A lot of people might say that you and Roxy Music were responsible for inventing that sort of self-referential rock, what one might call "metarock".

"I think so, too. I suppose my disenchantment with that, and with some of what I did, was from the same feeling. In fact I suppose that's a good way of making the division between the work I'm doing. There are two separate strands going on: sometimes I describe them as 'the slow stuff' and 'the stuff with a beat', but actually a more accurate division would be 'the ironic stuff' and 'the sincere stuff'. The 'ironic' mode would be about distorting the currency of rock music in some way so that it's a very conscious working within a tradition, and it relies on people having a good knowledge of that tradition to understand it."

Most records that go out these days from new bands don't work at all unless you know a great deal about the tradition of rock music.
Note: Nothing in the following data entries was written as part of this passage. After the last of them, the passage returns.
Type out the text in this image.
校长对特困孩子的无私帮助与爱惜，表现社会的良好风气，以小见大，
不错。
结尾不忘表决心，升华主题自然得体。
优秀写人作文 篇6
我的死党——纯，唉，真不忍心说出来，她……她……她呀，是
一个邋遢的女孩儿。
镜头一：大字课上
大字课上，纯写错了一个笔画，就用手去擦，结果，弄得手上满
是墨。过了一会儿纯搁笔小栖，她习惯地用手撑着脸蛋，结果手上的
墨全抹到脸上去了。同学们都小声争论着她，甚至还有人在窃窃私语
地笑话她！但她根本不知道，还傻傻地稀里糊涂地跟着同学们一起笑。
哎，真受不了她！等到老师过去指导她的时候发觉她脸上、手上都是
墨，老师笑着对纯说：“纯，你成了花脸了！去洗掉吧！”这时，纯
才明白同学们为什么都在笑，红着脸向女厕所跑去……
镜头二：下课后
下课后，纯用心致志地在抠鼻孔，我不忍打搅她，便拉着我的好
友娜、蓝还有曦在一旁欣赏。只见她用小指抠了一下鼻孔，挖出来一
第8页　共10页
"Yes, it really is culturally inbred music now. One of the great things about rock music has been that what comes out actually is an overall sound for the times. I heard 'Da Doo Ron Ron' on the radio today, and I thought, 'God, that's so identifiably of its period, everything about it has the feeling of that time... and if I'd never heard it before, I'd be able to place it in time very accurately.' With that placement, you can place a whole lot of... well, lifestyle attitudes that go with it.

"But of course we didn't have people saying that the Crystals were the saviours of Western culture at that time. Two aspects of this go hand in hand: just as Roxy and Bowie and others produced the metarock thing, so the critics were equally responsible... because they all wanted to say, 'Look, this is more than just a game... there's some Big Deal going on here'."
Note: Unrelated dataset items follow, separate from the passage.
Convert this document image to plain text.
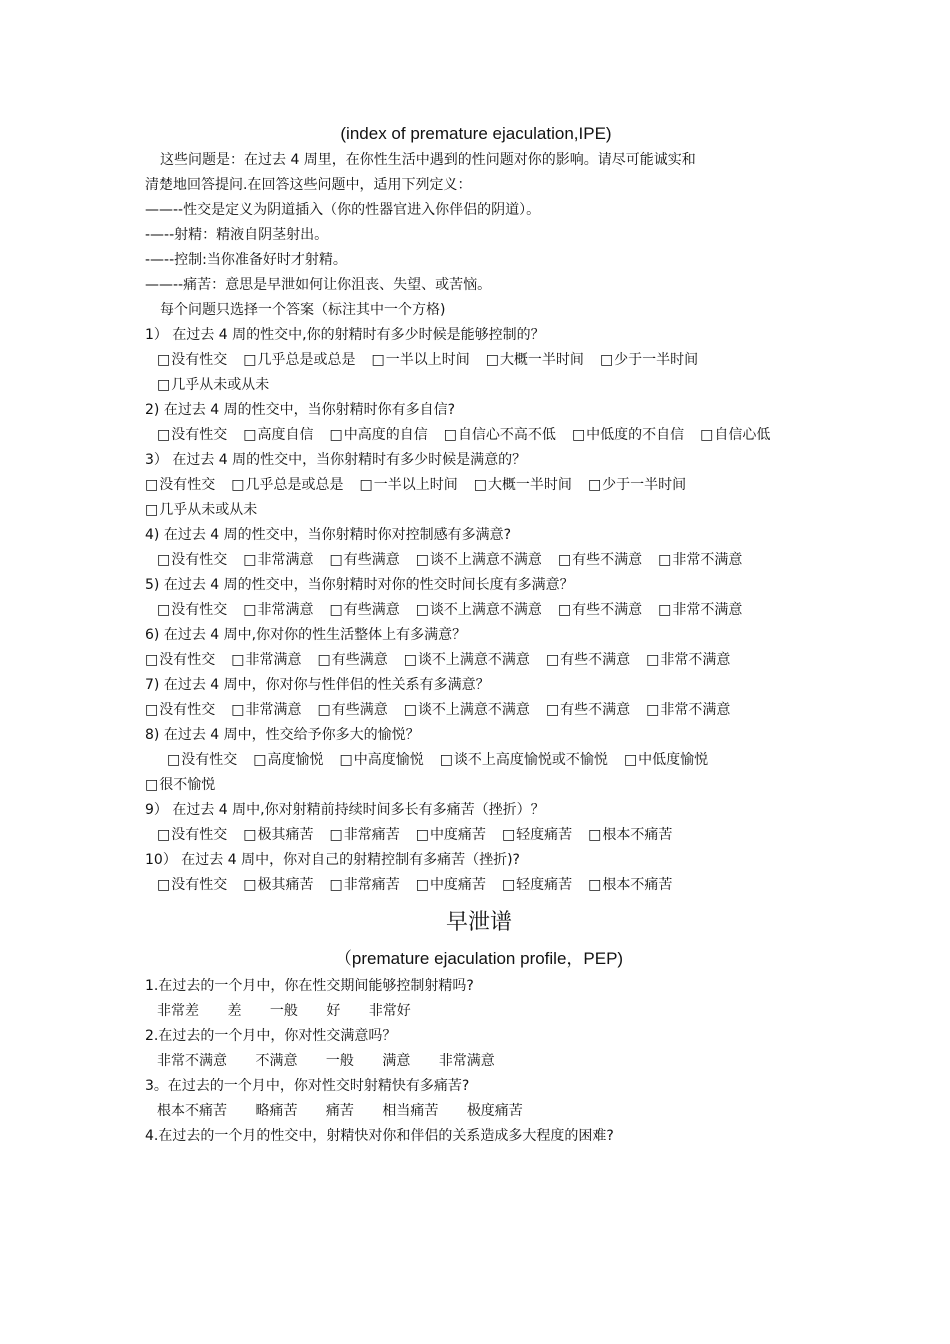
(index of premature ejaculation,IPE)
这些问题是：在过去 4 周里，在你性生活中遇到的性问题对你的影响。请尽可能诚实和
清楚地回答提问.在回答这些问题中，适用下列定义：
——--性交是定义为阴道插入（你的性器官进入你伴侣的阴道）。
-—--射精：精液自阴茎射出。
-—--控制:当你准备好时才射精。
——--痛苦：意思是早泄如何让你沮丧、失望、或苦恼。
每个问题只选择一个答案（标注其中一个方格)
1） 在过去 4 周的性交中,你的射精时有多少时候是能够控制的？
□ 没有性交	□ 几乎总是或总是	□ 一半以上时间	□ 大概一半时间	□ 少于一半时间
□ 几乎从未或从未
2) 在过去 4 周的性交中，当你射精时你有多自信?
□ 没有性交	□ 高度自信	□ 中高度的自信	□ 自信心不高不低	□ 中低度的不自信	□ 自信心低
3） 在过去 4 周的性交中，当你射精时有多少时候是满意的？
□ 没有性交	□ 几乎总是或总是	□ 一半以上时间	□ 大概一半时间	□ 少于一半时间
□ 几乎从未或从未
4) 在过去 4 周的性交中，当你射精时你对控制感有多满意?
□ 没有性交	□ 非常满意	□ 有些满意	□ 谈不上满意不满意	□ 有些不满意	□ 非常不满意
5) 在过去 4 周的性交中，当你射精时对你的性交时间长度有多满意？
□ 没有性交	□ 非常满意	□ 有些满意	□ 谈不上满意不满意	□ 有些不满意	□ 非常不满意
6) 在过去 4 周中,你对你的性生活整体上有多满意？
□ 没有性交	□ 非常满意	□ 有些满意	□ 谈不上满意不满意	□ 有些不满意	□ 非常不满意
7) 在过去 4 周中，你对你与性伴侣的性关系有多满意？
□ 没有性交	□ 非常满意	□ 有些满意	□ 谈不上满意不满意	□ 有些不满意	□ 非常不满意
8) 在过去 4 周中，性交给予你多大的愉悦？
□ 没有性交	□ 高度愉悦	□ 中高度愉悦	□ 谈不上高度愉悦或不愉悦	□ 中低度愉悦
□ 很不愉悦
9） 在过去 4 周中,你对射精前持续时间多长有多痛苦（挫折）？
□ 没有性交	□ 极其痛苦	□ 非常痛苦	□ 中度痛苦	□ 轻度痛苦	□ 根本不痛苦
10） 在过去 4 周中，你对自己的射精控制有多痛苦（挫折)?
□ 没有性交	□ 极其痛苦	□ 非常痛苦	□ 中度痛苦	□ 轻度痛苦	□ 根本不痛苦
早泄谱
（premature ejaculation profile，PEP)
1.在过去的一个月中，你在性交期间能够控制射精吗?
非常差 差 一般 好 非常好
2.在过去的一个月中，你对性交满意吗？
非常不满意 不满意 一般 满意 非常满意
3。在过去的一个月中，你对性交时射精快有多痛苦?
根本不痛苦 略痛苦 痛苦 相当痛苦 极度痛苦
4.在过去的一个月的性交中，射精快对你和伴侣的关系造成多大程度的困难?
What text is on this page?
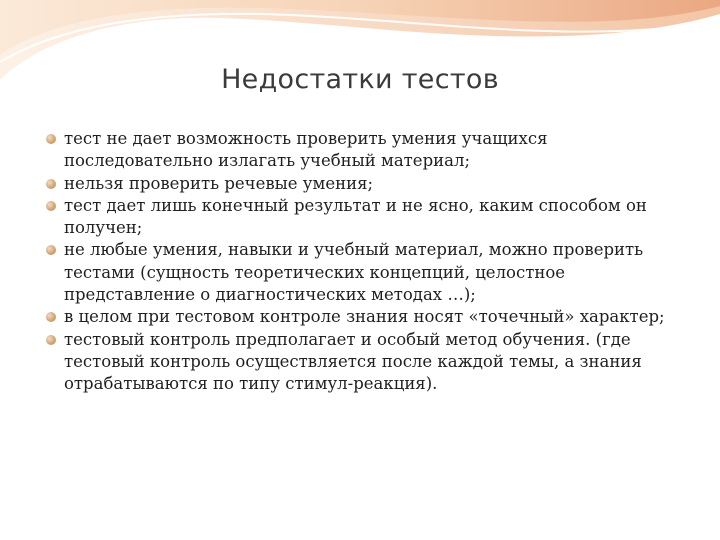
Недостатки тестов
тест не дает возможность проверить умения учащихся последовательно излагать учебный материал;
нельзя проверить речевые умения;
тест дает лишь конечный результат и не ясно, каким способом он получен;
не любые умения, навыки и учебный материал, можно проверить тестами (сущность теоретических концепций, целостное представление о диагностических методах …);
в целом при тестовом контроле знания носят «точечный» характер;
тестовый контроль предполагает и особый метод обучения. (где тестовый контроль осуществляется после каждой темы, а знания отрабатываются по типу стимул-реакция).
It would be interesting to know what would've happened to music if a lot of people hadn't felt that way in the early Seventies. But it isn't just critics who think like that. A lot or musicians seem to operate as critics in a sense. In fact that's virtually what metamusicians are.

"That's right. They're already playing the part of the critic as well when they make the work."
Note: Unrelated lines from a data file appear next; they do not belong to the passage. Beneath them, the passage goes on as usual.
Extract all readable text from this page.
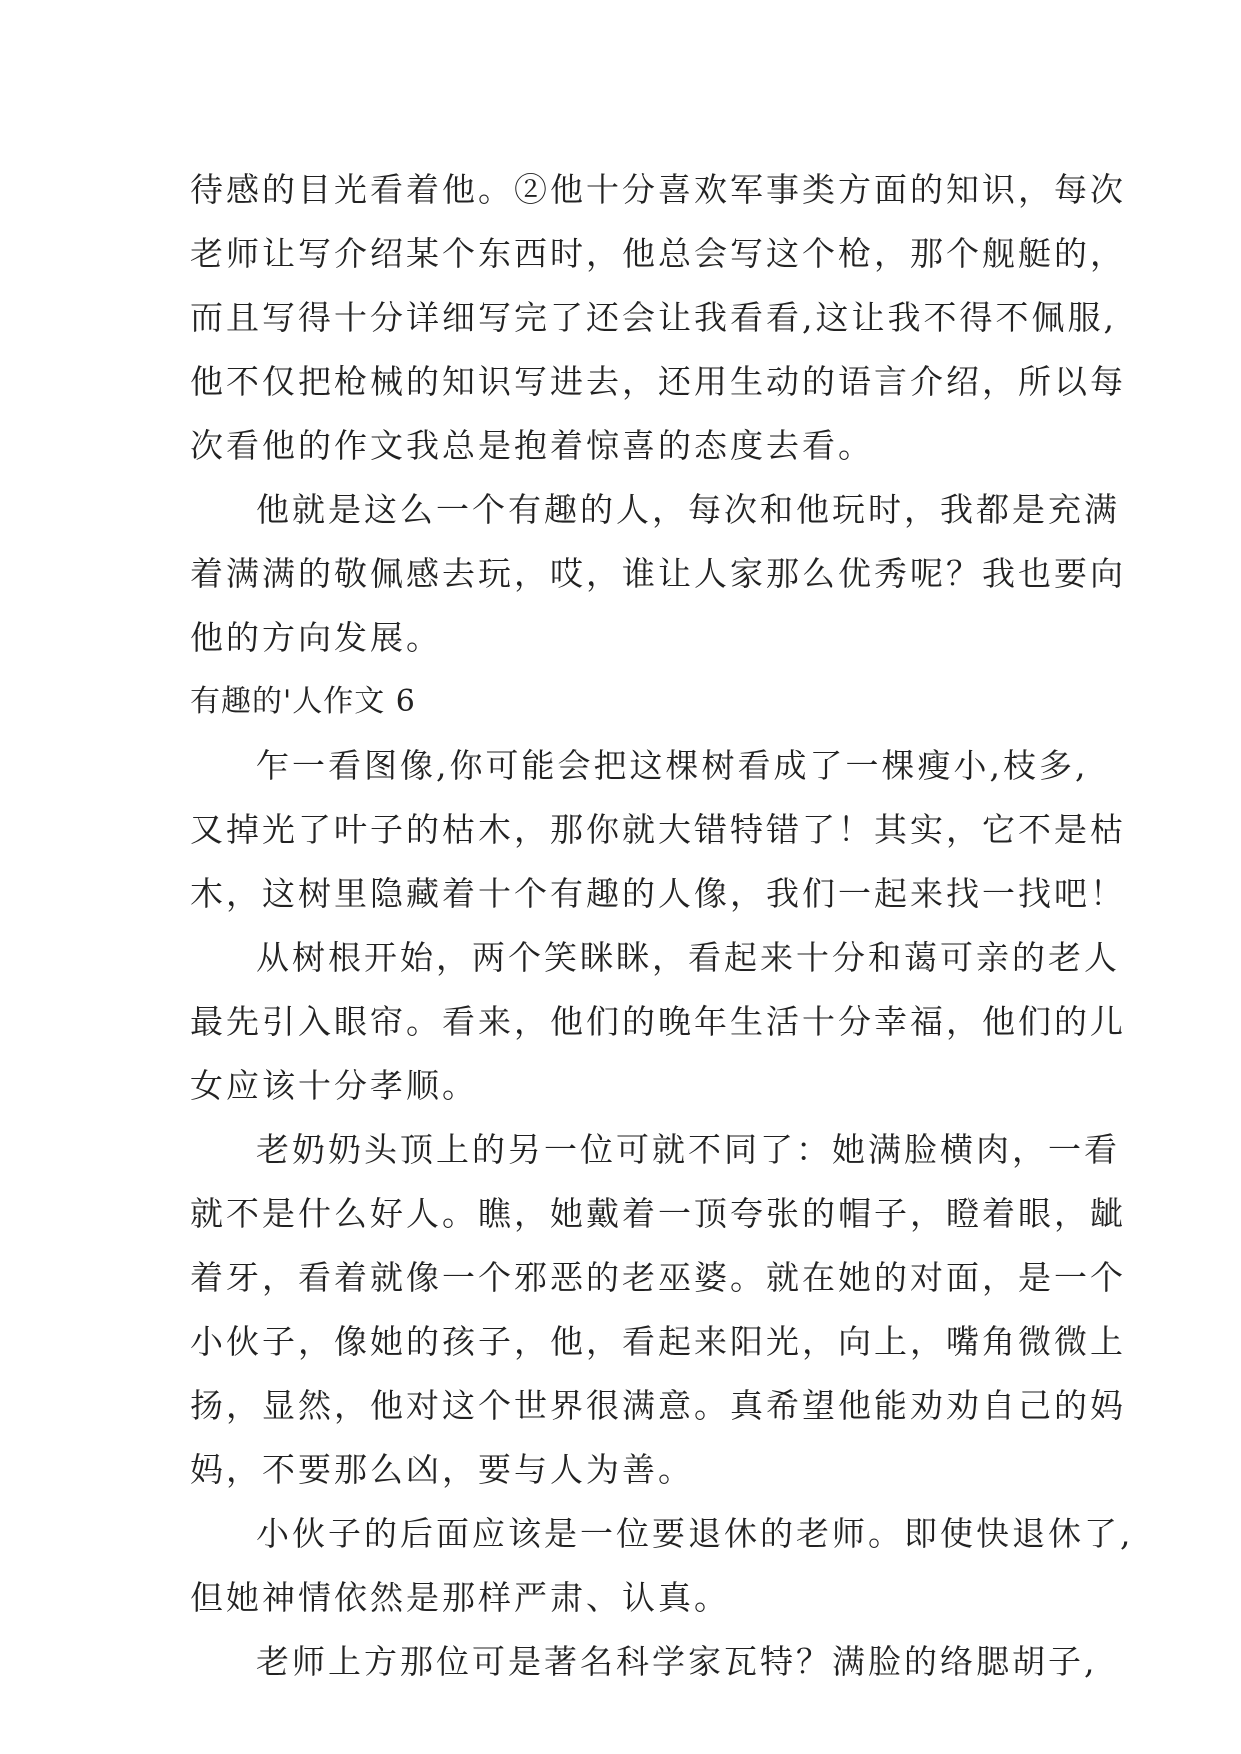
待感的目光看着他。②他十分喜欢军事类方面的知识，每次
老师让写介绍某个东西时，他总会写这个枪，那个舰艇的，
而且写得十分详细写完了还会让我看看,这让我不得不佩服,
他不仅把枪械的知识写进去，还用生动的语言介绍，所以每
次看他的作文我总是抱着惊喜的态度去看。
他就是这么一个有趣的人，每次和他玩时，我都是充满
着满满的敬佩感去玩，哎，谁让人家那么优秀呢？我也要向
他的方向发展。
有趣的'人作文 6
乍一看图像,你可能会把这棵树看成了一棵瘦小,枝多,
又掉光了叶子的枯木，那你就大错特错了！其实，它不是枯
木，这树里隐藏着十个有趣的人像，我们一起来找一找吧！
从树根开始，两个笑眯眯，看起来十分和蔼可亲的老人
最先引入眼帘。看来，他们的晚年生活十分幸福，他们的儿
女应该十分孝顺。
老奶奶头顶上的另一位可就不同了：她满脸横肉，一看
就不是什么好人。瞧，她戴着一顶夸张的帽子，瞪着眼，龇
着牙，看着就像一个邪恶的老巫婆。就在她的对面，是一个
小伙子，像她的孩子，他，看起来阳光，向上，嘴角微微上
扬，显然，他对这个世界很满意。真希望他能劝劝自己的妈
妈，不要那么凶，要与人为善。
小伙子的后面应该是一位要退休的老师。即使快退休了,
但她神情依然是那样严肃、认真。
老师上方那位可是著名科学家瓦特？满脸的络腮胡子,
And implicit in what they do is a critique of other people's music.

"Yes... each piece of music stands as a re-evaluation of rock music to date. It says 'This it is okay, this isn't.' Re-evaluation is an idea that interests me a lot. It's normally assumed that the artist is the one who innovates... but actually, if you look at what artists do, maybe four per cent of their work is innovation, then there are a whole lot of other things.

"For instance, they ignore a whole lot of available options. They re-evaluate a whole lot of other things that already existed from the whole history of their medium, and they choose to repeat these ones. They definitely condemn other aspects. So 'ignoring', 're-evaluating' and 'condemning'... three different ways of dealing with your history to date and re-using that history. And I think what's problematic about criticism is that it always wants to concentrate on that little four per cent (of innovation) without seeing the hole of the rest of the work.

"I wouldn't be a critic, for sure. I couldn't do it. I would hate to hurt people's feelings. I really would."